Akamai (NASDAQ:AKAM) said at a meeting with analysts on Wednesday that the company in 2007 should be able to grow revenue at least 30% and profits at least 35%. It was the first analyst meeting the company has held in four years, and to read the response from the Street, it was worth the wait.
Deutsche Banks’ Todd Raker raised his rating on the stock Buy from Hold, and increased his price target on the company to $55 from $33. “We have consistently viewed AKAM as the best fundamental growth company in our coverage universe, but we downgraded to hold earlier this year due to valuation,” he wrote. “In hindsight, we have significantly under-estimated the growth in ARPU (average revenue per user) and we are adjusting our financial model to reflect a more aggressive stance on ARPU…AKAM’s value proposition is growing stronger as broadband penetration continues to grow.”
Michael Turits, of Prudential Securities raised his 2007 revenue forecast for the company to $569 million, from $542 million, with profits increasing to 91 cents a share from 81 cents.
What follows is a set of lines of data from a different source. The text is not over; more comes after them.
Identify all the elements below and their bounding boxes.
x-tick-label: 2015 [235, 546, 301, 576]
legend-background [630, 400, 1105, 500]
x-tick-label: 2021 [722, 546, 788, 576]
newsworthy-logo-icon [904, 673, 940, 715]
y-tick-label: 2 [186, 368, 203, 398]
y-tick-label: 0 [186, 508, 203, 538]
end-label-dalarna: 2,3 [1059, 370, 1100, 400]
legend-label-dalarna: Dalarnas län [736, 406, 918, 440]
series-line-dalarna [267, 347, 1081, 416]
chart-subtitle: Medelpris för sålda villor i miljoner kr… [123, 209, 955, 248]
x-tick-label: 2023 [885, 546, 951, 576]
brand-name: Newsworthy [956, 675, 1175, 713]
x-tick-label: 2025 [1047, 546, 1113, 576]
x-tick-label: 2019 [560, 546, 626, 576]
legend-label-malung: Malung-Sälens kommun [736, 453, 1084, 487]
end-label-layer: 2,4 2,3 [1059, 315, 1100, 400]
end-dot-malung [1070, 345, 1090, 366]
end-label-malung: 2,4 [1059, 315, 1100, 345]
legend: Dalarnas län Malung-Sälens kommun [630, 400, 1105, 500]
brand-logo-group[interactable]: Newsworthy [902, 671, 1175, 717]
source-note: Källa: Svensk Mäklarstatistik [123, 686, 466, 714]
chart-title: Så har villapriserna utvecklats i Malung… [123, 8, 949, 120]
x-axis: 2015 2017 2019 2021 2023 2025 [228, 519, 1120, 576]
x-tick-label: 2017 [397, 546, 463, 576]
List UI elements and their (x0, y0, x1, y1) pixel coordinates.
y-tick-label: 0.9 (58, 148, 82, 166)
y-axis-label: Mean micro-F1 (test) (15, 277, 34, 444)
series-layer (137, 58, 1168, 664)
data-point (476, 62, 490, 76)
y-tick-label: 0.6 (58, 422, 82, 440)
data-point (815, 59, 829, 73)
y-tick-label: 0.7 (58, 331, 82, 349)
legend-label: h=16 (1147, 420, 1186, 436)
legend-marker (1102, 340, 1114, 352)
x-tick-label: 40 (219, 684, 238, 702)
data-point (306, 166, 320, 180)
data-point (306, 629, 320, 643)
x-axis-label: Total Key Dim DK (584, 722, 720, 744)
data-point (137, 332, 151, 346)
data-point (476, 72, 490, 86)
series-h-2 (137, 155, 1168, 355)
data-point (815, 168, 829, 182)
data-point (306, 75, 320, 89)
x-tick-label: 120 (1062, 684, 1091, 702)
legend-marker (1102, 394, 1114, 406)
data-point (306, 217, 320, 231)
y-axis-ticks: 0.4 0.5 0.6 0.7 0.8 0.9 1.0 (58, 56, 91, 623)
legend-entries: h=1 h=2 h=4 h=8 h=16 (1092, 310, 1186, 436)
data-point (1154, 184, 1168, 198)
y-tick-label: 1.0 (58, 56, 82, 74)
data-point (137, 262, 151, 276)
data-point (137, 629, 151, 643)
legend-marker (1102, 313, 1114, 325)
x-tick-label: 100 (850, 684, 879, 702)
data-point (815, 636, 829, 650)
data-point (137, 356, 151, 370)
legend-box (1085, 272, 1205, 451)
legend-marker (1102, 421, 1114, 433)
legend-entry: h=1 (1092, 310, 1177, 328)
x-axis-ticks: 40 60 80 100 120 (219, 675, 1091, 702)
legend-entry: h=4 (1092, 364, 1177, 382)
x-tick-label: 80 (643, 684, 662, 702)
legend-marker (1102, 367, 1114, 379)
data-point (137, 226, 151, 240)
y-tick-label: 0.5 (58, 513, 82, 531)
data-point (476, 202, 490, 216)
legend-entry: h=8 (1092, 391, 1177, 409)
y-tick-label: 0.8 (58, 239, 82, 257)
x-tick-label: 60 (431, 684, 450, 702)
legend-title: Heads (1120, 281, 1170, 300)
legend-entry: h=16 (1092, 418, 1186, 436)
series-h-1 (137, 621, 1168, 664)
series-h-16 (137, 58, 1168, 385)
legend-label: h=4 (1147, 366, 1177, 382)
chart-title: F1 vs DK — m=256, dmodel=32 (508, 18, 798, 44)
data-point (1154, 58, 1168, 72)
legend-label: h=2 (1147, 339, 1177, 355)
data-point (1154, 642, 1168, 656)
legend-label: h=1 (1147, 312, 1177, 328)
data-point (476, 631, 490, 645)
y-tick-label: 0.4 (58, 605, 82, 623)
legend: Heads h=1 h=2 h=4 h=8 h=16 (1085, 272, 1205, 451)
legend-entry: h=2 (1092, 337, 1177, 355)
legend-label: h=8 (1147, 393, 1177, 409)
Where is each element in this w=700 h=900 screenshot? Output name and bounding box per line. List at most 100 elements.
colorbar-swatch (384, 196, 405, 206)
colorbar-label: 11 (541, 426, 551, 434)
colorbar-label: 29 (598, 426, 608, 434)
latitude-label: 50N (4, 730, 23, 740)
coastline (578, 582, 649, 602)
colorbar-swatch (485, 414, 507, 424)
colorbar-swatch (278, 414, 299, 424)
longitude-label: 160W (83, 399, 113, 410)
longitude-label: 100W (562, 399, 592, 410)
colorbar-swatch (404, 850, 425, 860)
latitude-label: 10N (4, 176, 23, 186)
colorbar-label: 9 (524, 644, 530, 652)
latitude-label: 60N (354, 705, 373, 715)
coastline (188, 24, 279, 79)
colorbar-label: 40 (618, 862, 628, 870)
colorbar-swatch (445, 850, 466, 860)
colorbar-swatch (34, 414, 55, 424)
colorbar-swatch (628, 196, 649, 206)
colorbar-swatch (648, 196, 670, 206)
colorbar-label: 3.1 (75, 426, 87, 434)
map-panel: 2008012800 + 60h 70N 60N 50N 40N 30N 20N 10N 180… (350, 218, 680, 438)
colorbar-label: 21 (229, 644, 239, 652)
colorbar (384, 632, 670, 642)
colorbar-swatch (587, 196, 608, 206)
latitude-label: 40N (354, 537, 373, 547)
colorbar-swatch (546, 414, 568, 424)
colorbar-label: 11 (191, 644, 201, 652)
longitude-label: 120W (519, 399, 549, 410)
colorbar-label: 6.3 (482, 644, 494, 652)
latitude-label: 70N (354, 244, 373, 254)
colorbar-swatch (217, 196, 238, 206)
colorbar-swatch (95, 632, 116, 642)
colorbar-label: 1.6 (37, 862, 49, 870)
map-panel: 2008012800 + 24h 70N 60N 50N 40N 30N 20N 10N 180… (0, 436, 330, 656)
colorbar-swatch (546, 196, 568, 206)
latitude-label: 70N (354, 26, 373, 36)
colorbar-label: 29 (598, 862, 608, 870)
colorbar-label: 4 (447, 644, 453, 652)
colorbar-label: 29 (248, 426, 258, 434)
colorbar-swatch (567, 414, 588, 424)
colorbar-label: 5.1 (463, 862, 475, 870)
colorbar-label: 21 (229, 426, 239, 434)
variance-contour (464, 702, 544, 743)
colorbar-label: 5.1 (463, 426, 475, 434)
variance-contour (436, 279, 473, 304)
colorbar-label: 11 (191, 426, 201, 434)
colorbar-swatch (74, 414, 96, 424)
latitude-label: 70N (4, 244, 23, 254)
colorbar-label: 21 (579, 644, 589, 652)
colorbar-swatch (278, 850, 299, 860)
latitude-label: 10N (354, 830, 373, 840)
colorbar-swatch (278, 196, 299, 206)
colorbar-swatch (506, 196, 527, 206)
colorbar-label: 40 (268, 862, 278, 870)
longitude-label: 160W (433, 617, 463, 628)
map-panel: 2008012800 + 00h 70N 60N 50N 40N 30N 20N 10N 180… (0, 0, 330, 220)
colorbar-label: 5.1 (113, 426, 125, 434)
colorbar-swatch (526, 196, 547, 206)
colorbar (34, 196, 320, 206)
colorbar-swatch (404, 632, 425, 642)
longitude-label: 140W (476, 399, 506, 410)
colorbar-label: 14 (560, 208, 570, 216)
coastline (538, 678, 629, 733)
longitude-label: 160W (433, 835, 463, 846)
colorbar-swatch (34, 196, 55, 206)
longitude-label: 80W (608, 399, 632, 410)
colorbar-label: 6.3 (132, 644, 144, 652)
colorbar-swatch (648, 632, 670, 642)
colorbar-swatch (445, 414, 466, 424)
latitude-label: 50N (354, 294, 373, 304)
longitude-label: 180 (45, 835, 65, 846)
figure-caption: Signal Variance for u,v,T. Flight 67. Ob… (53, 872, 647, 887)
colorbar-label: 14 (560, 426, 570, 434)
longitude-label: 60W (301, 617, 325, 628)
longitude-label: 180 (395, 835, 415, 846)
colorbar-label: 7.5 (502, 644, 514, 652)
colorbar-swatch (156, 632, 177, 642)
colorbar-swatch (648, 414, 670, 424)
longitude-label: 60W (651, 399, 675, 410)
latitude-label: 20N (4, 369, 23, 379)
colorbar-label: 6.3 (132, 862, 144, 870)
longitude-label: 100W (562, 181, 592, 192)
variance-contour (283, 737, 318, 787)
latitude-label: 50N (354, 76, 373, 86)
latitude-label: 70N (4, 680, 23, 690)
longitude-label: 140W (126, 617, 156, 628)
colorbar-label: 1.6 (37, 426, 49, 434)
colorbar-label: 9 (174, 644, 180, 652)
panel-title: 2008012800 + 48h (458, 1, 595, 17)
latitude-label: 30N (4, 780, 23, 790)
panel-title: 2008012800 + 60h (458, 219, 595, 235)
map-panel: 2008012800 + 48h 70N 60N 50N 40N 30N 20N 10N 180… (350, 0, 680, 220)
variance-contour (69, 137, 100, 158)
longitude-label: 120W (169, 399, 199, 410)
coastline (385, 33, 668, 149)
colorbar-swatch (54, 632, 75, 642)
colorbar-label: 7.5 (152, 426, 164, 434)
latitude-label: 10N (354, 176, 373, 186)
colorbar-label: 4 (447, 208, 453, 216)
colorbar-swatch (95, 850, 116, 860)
For 2006, he’s now at 59 cents, up from 58 cents. He continues to rate the stock Overweight, and raised his price target to $51 from $40.
Katherine Egbert, of Jefferies, likewise increased her 2007 forecast; she now sees revenue at $543 million, up from $530 million; her profit forecast jump to $1.14 a share, from $1.10. she’s at 84 cents for 2006. (No, I can’t quite explain the wide gap between her numbers and Prudential’s numbers.) She raised her price target to $47, from $45.
I do have one nit to pick here, which is that Akamai issued that 2007 guidance - its first for next year - without issuing a press release or filing an 8-K. I tracked down a copy of a 50-page transcript of their meeting on a subscription site; the only way for the average investor to track down what they actually said, rather than relying on third-hand reports would be to listen to an entire day’s worth of presentations. Not exactly the user friendly approach, Akamai.